Making Foreign Rights Sales
Representing my small independent publishing company, Summit Crossroads Press and its fiction imprint, Amanita Books, I am a long-time member of the Independent Book Publishers Association. This association has made a
tremendous contribution toward gaining acceptance, opening markets, and improving the quality of books published by self-published authors and small publishers. It has offered invaluable advice and assistance to us newbies as we learned to navigate the complex and competitive field of publishing.
One important area in which IBPA helped is in its exhibit at the Frankfurt Foreign Rights Book Fair in Frankfurt, Germany. When we were new in publishing, I looked into foreign rights sales and wrote to foreign publishers about our book. Nothing resulted from that. Through participaitng in the IBPA exhibit at Frankfurt, our company landed eight foreign rights contracts with publishers in Foreign countries. On our part, this involved paying IBPA for exhibiting our book, sending or emailing the prospecdtive foreign publisher a copy of the book, negotiating an agreement, and sitting back for the money to roll in. IBPA also provides information on the pitfalls, the royalties, the contract or agreement, and other aspects of working with a foreign country.
This year, because of covid, the Frankfurt Show will be virtual, and IBPA offered webinars discussing various aspects of foreign rights sales.
Here are a few pointers from the IBPA webinar.
To find foreign publishers to approach, look at your competition. Are they being published in other countries? Where? By whom? You can also ask other U.S. publishers, i.e. your competitors, what their experience was like with the foreign publishers. You can ask the foreign publisher for references or a list of publishers they used.

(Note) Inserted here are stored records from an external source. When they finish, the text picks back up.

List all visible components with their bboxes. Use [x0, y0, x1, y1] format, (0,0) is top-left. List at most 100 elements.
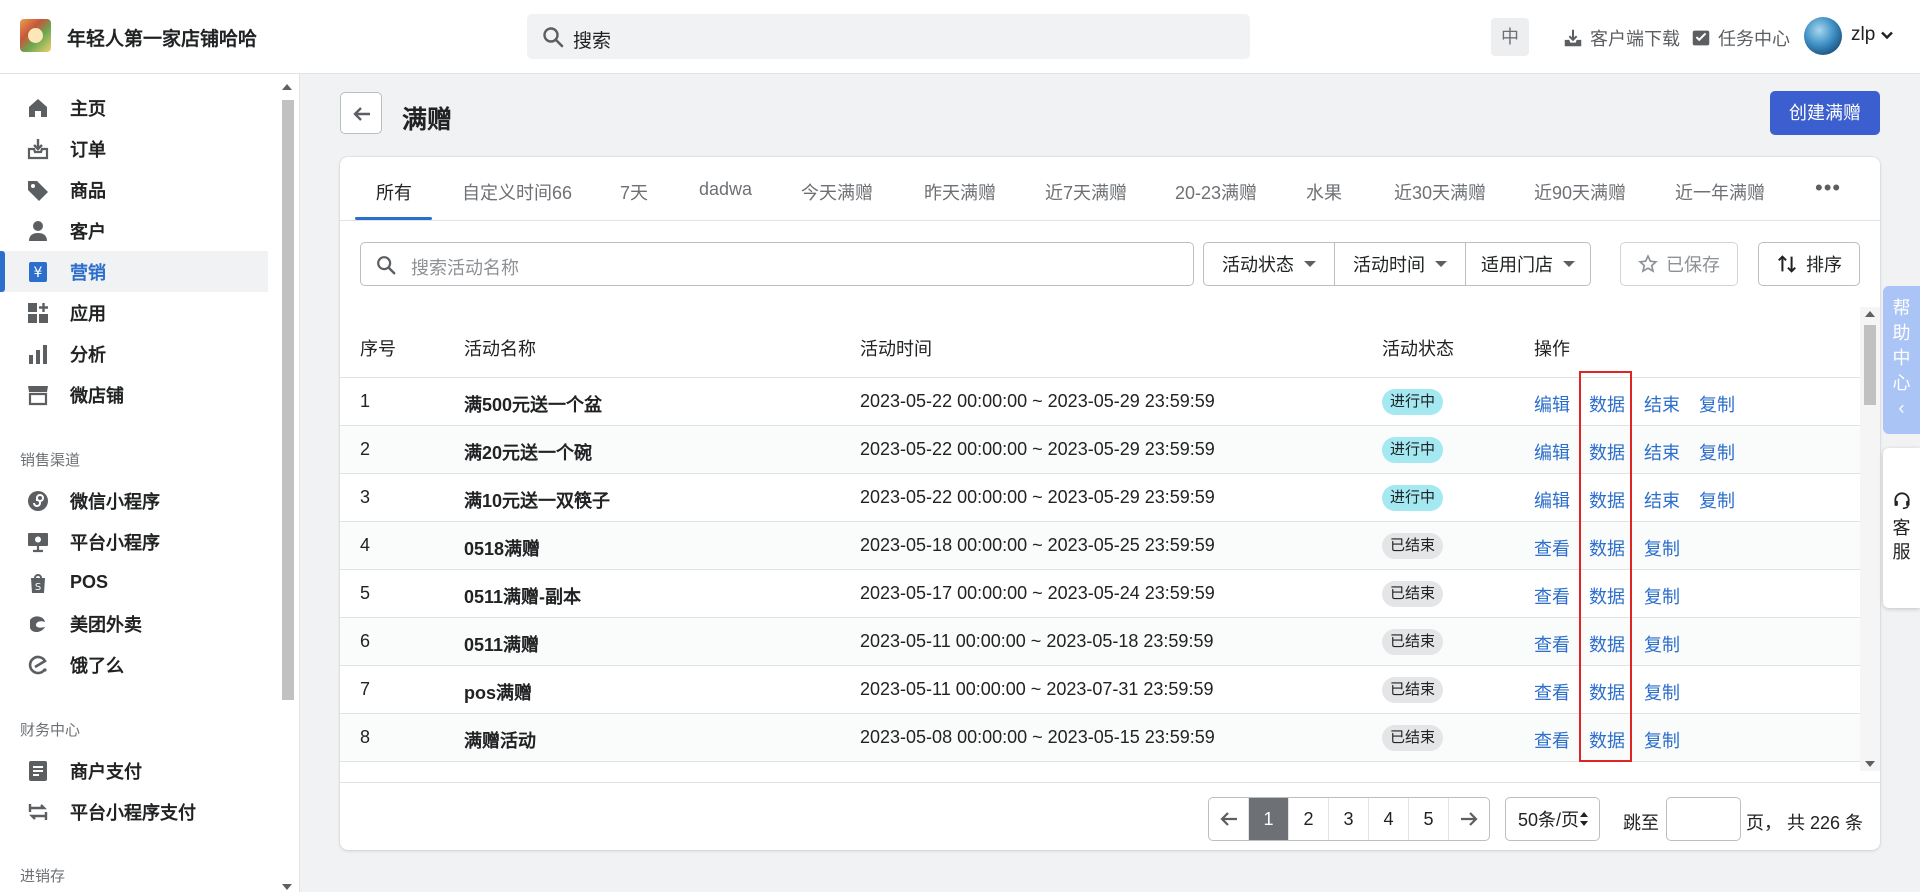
scroll-down-arrow-icon[interactable]	[282, 884, 292, 890]
sidebar-item-platform-miniprogram[interactable]: 平台小程序	[0, 521, 268, 562]
jump-page-input[interactable]	[1666, 797, 1741, 841]
next-page-button[interactable]	[1449, 798, 1489, 840]
user-menu[interactable]: zlp	[1851, 24, 1895, 46]
tab-last-year[interactable]: 近一年满赠	[1675, 179, 1765, 205]
sort-button[interactable]: 排序	[1758, 242, 1860, 286]
activity-name[interactable]: 满赠活动	[464, 727, 536, 753]
task-center-link[interactable]: 任务中心	[1690, 25, 1790, 51]
help-center-tab[interactable]: 帮助中心 ‹	[1883, 286, 1920, 434]
scroll-down-arrow-icon[interactable]	[1865, 761, 1875, 767]
tab-last90days[interactable]: 近90天满赠	[1534, 179, 1626, 205]
tab-fruit[interactable]: 水果	[1306, 179, 1342, 205]
page-size-select[interactable]: 50条/页	[1505, 797, 1600, 841]
scroll-up-arrow-icon[interactable]	[1865, 311, 1875, 317]
view-link[interactable]: 查看	[1534, 631, 1570, 657]
sidebar-item-customers[interactable]: 客户	[0, 210, 268, 251]
activity-name[interactable]: 满10元送一双筷子	[464, 487, 610, 513]
customer-service-tab[interactable]: 客服	[1883, 448, 1920, 608]
tab-custom-time[interactable]: 自定义时间66	[462, 179, 572, 205]
sidebar-scrollbar[interactable]	[280, 84, 296, 892]
copy-link[interactable]: 复制	[1644, 727, 1680, 753]
view-link[interactable]: 查看	[1534, 583, 1570, 609]
client-download-link[interactable]: 客户端下载	[1562, 25, 1680, 51]
view-link[interactable]: 查看	[1534, 727, 1570, 753]
sidebar-scrollbar-thumb[interactable]	[282, 100, 294, 700]
sidebar-item-platform-pay[interactable]: 平台小程序支付	[0, 791, 268, 832]
page-4-button[interactable]: 4	[1369, 798, 1409, 840]
sidebar-item-meituan[interactable]: 美团外卖	[0, 603, 268, 644]
sidebar-item-products[interactable]: 商品	[0, 169, 268, 210]
table-row[interactable]: 3 满10元送一双筷子 2023-05-22 00:00:00 ~ 2023-0…	[340, 473, 1860, 521]
tab-today[interactable]: 今天满赠	[801, 179, 873, 205]
activity-name[interactable]: 0511满赠-副本	[464, 583, 581, 609]
sidebar-item-marketing[interactable]: ¥ 营销	[0, 251, 268, 292]
page-5-button[interactable]: 5	[1409, 798, 1449, 840]
activity-name[interactable]: 0511满赠	[464, 631, 539, 657]
sidebar-item-analytics[interactable]: 分析	[0, 333, 268, 374]
copy-link[interactable]: 复制	[1644, 583, 1680, 609]
page-3-button[interactable]: 3	[1329, 798, 1369, 840]
table-scrollbar-thumb[interactable]	[1864, 325, 1876, 405]
activity-name[interactable]: 0518满赠	[464, 535, 540, 561]
table-row[interactable]: 8 满赠活动 2023-05-08 00:00:00 ~ 2023-05-15 …	[340, 713, 1860, 761]
edit-link[interactable]: 编辑	[1534, 439, 1570, 465]
sidebar-item-micro-store[interactable]: 微店铺	[0, 374, 268, 415]
global-search-input[interactable]: 搜索	[527, 14, 1250, 59]
language-toggle[interactable]: 中	[1491, 18, 1529, 56]
view-link[interactable]: 查看	[1534, 679, 1570, 705]
activity-name[interactable]: pos满赠	[464, 679, 532, 705]
sidebar-item-apps[interactable]: 应用	[0, 292, 268, 333]
table-scrollbar[interactable]	[1860, 307, 1880, 771]
store-filter-button[interactable]: 适用门店	[1466, 243, 1590, 285]
edit-link[interactable]: 编辑	[1534, 487, 1570, 513]
end-link[interactable]: 结束	[1644, 439, 1680, 465]
copy-link[interactable]: 复制	[1699, 439, 1735, 465]
download-icon	[1564, 29, 1582, 47]
table-row[interactable]: 5 0511满赠-副本 2023-05-17 00:00:00 ~ 2023-0…	[340, 569, 1860, 617]
copy-link[interactable]: 复制	[1644, 535, 1680, 561]
time-filter-button[interactable]: 活动时间	[1335, 243, 1466, 285]
tab-yesterday[interactable]: 昨天满赠	[924, 179, 996, 205]
tab-all[interactable]: 所有	[376, 179, 412, 205]
create-promotion-button[interactable]: 创建满赠	[1770, 91, 1880, 135]
activity-search-input[interactable]: 搜索活动名称	[360, 242, 1194, 286]
activity-name[interactable]: 满20元送一个碗	[464, 439, 592, 465]
sidebar-item-home[interactable]: 主页	[0, 87, 268, 128]
tab-last7days[interactable]: 近7天满赠	[1045, 179, 1127, 205]
sidebar-item-orders[interactable]: 订单	[0, 128, 268, 169]
end-link[interactable]: 结束	[1644, 487, 1680, 513]
status-filter-button[interactable]: 活动状态	[1204, 243, 1335, 285]
sidebar-item-pos[interactable]: S POS	[0, 562, 268, 603]
table-row[interactable]: 2 满20元送一个碗 2023-05-22 00:00:00 ~ 2023-05…	[340, 425, 1860, 473]
page-2-button[interactable]: 2	[1289, 798, 1329, 840]
page-1-button[interactable]: 1	[1249, 798, 1289, 840]
end-link[interactable]: 结束	[1644, 391, 1680, 417]
store-logo[interactable]	[20, 19, 51, 52]
sidebar-item-eleme[interactable]: 饿了么	[0, 644, 268, 685]
saved-button[interactable]: 已保存	[1620, 242, 1738, 286]
avatar[interactable]	[1804, 17, 1842, 55]
back-button[interactable]	[340, 92, 382, 134]
copy-link[interactable]: 复制	[1699, 391, 1735, 417]
copy-link[interactable]: 复制	[1644, 631, 1680, 657]
tab-last30days[interactable]: 近30天满赠	[1394, 179, 1486, 205]
sidebar-item-merchant-pay[interactable]: 商户支付	[0, 750, 268, 791]
tab-dadwa[interactable]: dadwa	[699, 179, 752, 200]
copy-link[interactable]: 复制	[1699, 487, 1735, 513]
table-row[interactable]: 4 0518满赠 2023-05-18 00:00:00 ~ 2023-05-2…	[340, 521, 1860, 569]
prev-page-button[interactable]	[1209, 798, 1249, 840]
edit-link[interactable]: 编辑	[1534, 391, 1570, 417]
scroll-up-arrow-icon[interactable]	[282, 84, 292, 90]
table-row[interactable]: 1 满500元送一个盆 2023-05-22 00:00:00 ~ 2023-0…	[340, 377, 1860, 425]
store-name[interactable]: 年轻人第一家店铺哈哈	[67, 24, 257, 51]
table-row[interactable]: 7 pos满赠 2023-05-11 00:00:00 ~ 2023-07-31…	[340, 665, 1860, 713]
more-tabs-icon[interactable]: •••	[1815, 175, 1841, 201]
view-link[interactable]: 查看	[1534, 535, 1570, 561]
tab-7days[interactable]: 7天	[620, 179, 648, 205]
activity-name[interactable]: 满500元送一个盆	[464, 391, 602, 417]
sidebar-item-label: 分析	[70, 344, 106, 365]
table-row[interactable]: 6 0511满赠 2023-05-11 00:00:00 ~ 2023-05-1…	[340, 617, 1860, 665]
sidebar-item-wechat-miniprogram[interactable]: 微信小程序	[0, 480, 268, 521]
copy-link[interactable]: 复制	[1644, 679, 1680, 705]
tab-20-23[interactable]: 20-23满赠	[1175, 179, 1257, 205]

Look at the offerings of foreign publishers. Contact the ones publishing books like yours. Select or define a territory
Offers can come from publishers, agents, coagents, rights managers, scouts, book fairs. The book fair is only the beginning.
As for royalties, larger market countries (France, Germany) usually offer advances with royalty. Advances usually start at $500, usually in local currency or Euros. Royalties vary from 10 percent of local retail price.
Smaller markets (examples: India, Central America) with limited print runs may only submit a flat fee. One suggestion is to request the royalty for the entire print run as an advance upon signing the agreement.